By editorial board • 

Clarification to parking regulation should be starting point

It’s welcome news that the McMinnville City Council will be discussing downtown parking at its Tuesday meeting. It’s an issue that has garnered much interest as traffic and tourism grow around the Third Street district.

Unfortunately, the discussion on the agenda revolves around a proposed revision to downtown parking rules, not the serious questions regarding downtown parking. 

Councilors decided to update the regulations after Municipal Judge Cynthia Kaufman Noble, responding to a local attorney’s challenge, declared the 40-year-old rules too vague to be legally enforceable.

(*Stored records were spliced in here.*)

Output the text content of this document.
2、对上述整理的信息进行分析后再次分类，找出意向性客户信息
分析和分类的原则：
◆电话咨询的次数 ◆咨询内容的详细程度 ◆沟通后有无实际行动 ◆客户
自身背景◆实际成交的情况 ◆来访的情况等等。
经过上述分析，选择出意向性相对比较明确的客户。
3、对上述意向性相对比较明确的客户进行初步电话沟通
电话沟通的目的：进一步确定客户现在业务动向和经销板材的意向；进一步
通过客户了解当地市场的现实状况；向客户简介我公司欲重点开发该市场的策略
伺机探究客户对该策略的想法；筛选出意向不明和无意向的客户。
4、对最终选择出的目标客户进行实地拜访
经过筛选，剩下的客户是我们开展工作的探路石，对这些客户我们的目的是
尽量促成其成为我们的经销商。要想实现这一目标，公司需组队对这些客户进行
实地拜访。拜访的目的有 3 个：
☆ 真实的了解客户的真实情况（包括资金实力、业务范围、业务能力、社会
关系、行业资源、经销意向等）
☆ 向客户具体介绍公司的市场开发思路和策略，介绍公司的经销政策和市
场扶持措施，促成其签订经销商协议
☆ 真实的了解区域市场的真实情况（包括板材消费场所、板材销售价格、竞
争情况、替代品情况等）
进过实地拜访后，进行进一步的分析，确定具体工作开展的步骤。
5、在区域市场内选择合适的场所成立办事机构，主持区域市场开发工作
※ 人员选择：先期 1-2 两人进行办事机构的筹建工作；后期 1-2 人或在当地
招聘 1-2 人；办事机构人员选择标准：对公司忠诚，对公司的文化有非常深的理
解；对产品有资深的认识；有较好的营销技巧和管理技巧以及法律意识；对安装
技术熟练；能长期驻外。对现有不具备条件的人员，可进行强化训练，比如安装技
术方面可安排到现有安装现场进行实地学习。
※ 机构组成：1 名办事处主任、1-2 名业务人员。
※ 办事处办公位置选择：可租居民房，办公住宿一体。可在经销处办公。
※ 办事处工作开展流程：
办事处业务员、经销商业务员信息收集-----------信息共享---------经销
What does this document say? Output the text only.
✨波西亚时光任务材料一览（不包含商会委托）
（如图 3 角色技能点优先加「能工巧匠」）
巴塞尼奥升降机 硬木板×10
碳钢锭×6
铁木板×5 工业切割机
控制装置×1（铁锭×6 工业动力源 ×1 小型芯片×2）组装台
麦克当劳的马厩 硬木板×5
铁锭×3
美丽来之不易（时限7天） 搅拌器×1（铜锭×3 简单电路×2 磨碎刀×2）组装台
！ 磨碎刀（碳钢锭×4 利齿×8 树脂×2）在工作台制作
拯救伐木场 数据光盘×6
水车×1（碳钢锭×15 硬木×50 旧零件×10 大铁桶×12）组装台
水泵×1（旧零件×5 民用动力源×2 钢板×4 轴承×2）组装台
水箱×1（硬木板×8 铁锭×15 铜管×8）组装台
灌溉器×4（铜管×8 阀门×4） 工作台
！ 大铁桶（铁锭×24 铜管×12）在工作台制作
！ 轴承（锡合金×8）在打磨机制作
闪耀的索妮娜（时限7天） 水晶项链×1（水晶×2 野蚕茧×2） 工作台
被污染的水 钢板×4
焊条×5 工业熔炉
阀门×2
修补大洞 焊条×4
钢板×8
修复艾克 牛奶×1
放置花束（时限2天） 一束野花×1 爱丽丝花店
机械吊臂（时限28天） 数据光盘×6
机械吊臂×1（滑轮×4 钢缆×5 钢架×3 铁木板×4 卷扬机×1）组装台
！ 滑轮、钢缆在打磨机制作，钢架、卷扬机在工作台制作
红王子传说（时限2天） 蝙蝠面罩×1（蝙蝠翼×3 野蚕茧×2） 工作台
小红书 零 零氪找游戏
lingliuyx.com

To make the regulations less vague, new wording specifies car owners can no longer move vehicles just a space or two to reset the two-hour time limit of on-street parking. To reset that clock, a car owner would now have to move to a separate block. An emergency clause attached to the resolution would enact these new rules immediately. 

That begs the question: Isn’t each parking spot worth the same? A spot is a spot. What’s the difference if a car is on the side of Northwest Food & Gifts or parked in front of Harvest Fresh? 

The value of each parking space, according to a McMinnville Downtown Association estimate, is represented between $17,000 and $20,000 in annual customer spending.

The proposed new wording of the policy may clarify some language, but does nothing for the intent of downtown parking rules. 

By no means do we suggest this is an easy problem to tackle. Parking rules affect downtown employees the most. Ideally, the two-hour rule shouldn’t affect out-of-town shoppers, eaters and wine tasters. We would hope they would stay more than two hours, roaming the shopping district without having to worry about moving their cars. Of course, deciphering car owners as local or out-of-towner, worker or shopper, is impossible — leaving it a difficult task to serve all needs properly and equitably.

Hopefully the council takes the issue at hand as a starting point to some long-needed brainstorming about the future of downtown parking. There are small solutions to discuss, like a better sign system that directs employees and tourists who plan to stay a while to long-term parking areas. Perhaps some spaces off the main drags that don’t impede storefronts could be dedicated to employees.

Then there’s the long-term problem, the elephant in the room, of creating more spaces. The problem being faced is when parking issues become detrimental to downtown, not if they will. Some clarification in parking language isn’t going to solve the potential crisis.